You can try the following:
#!/usr/bin/env bash
# Determine directories to compare
d1='./someDir1'
d2='./someDir2'
# Loop over the file lists and diff corresponding files
while IFS= read -r line; do
# Split the 3-column `comm` output into indiv. variables.
lineNoTabs=${line//$'\t'}
numTabs=$(( ${#line} - ${#lineNoTabs} ))
d1Only='' d2Only='' common=''
case $numTabs in
0)
d1Only=$lineNoTabs
;;
1)
d2Only=$lineNoTabs
;;
*)
common=$lineNoTabs
;;
esac
# If a file exists in both directories, compare them,
# and exit if they differ, continue otherwise
if [[ -n $common ]]; then
diff -q "$d1/$common" "$d2/$common" || {
echo "EXITING: Diff found: '$common'" 1>&2;
exit 1; }
# Deal with files unique to either directory.
elif [[ -n $d1Only ]]; then # fie
echo "File '$d1Only' only in '$d1'."
else # implies: if [[ -n $d2Only ]]; then
echo "File '$d2Only' only in '$d2."
fi
# Note: The `comm` command below is CASE-SENSITIVE, which means:
# - The input directories must be specified case-exact.
# To change that, add `I` after the last `|` in _both_ `sed commands`.
# - The paths and names of the files diffed must match in case too.

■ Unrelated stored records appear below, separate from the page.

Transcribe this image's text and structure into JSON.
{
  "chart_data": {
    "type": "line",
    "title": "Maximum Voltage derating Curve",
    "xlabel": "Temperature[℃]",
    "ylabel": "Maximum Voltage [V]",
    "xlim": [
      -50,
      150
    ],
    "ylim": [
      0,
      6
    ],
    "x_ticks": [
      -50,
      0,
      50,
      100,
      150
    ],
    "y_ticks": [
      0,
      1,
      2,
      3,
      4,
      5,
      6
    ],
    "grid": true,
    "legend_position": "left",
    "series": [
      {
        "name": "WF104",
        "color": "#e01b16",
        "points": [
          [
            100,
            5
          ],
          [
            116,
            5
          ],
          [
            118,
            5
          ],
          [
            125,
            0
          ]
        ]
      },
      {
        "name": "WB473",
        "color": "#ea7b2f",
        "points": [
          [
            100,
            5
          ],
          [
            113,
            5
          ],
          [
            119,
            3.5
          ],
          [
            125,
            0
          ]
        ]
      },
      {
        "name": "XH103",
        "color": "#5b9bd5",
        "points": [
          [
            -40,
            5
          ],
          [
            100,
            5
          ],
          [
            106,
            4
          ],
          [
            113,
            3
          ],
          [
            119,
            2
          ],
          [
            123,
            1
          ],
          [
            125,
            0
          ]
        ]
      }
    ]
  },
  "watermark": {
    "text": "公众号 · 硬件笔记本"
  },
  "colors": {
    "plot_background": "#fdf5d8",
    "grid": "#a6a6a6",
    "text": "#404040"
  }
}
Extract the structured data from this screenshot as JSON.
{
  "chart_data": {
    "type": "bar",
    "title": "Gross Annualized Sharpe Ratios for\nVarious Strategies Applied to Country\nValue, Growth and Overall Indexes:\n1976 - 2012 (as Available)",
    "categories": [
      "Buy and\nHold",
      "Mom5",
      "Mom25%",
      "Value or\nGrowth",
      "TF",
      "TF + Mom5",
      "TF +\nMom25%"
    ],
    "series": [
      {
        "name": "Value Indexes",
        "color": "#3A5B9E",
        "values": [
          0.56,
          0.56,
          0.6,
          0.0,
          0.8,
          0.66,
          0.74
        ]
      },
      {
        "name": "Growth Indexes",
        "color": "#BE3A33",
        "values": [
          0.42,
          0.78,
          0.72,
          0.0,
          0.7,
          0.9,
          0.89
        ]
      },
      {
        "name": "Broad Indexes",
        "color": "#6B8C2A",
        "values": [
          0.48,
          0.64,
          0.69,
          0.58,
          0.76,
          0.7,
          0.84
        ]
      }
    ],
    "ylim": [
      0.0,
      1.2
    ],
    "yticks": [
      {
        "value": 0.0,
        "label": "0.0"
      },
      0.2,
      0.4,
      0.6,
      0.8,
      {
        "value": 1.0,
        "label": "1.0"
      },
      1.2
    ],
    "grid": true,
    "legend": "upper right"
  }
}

# To change that, insert `| tr '[:upper:]' '[:lower:]' before _both_
# `sort commands.
done < <(comm \
<(find "$d1" -type f | sed 's|'"$d1/"'||' | sort) \
<(find "$d2" -type f | sed 's|'"$d2/"'||' | sort))
The approach is based on building a list of files (using find
) containing relative paths (using sed
to remove the root path) for each input directory, sorting the lists, and comparing them with comm
, which produces 3-column, tab-separated output to indicated which lines (and therefore files) are unique to the first list, which are unique to the second list, and which lines they have in common.
Thus, the values in the 3rd column can be diff
ed and action taken if they're not identical.
Also, the 1st and 2nd-column values can be used to take action based on unique files.
The somewhat complicated splitting of the 3 column values output by comm
into individual variables is necessary, because:
read
will treat multiple tabs in sequence as a single separator
comm
outputs a variable number of tabs; e.g., if there's only a 1st-column value, no tab is output at all.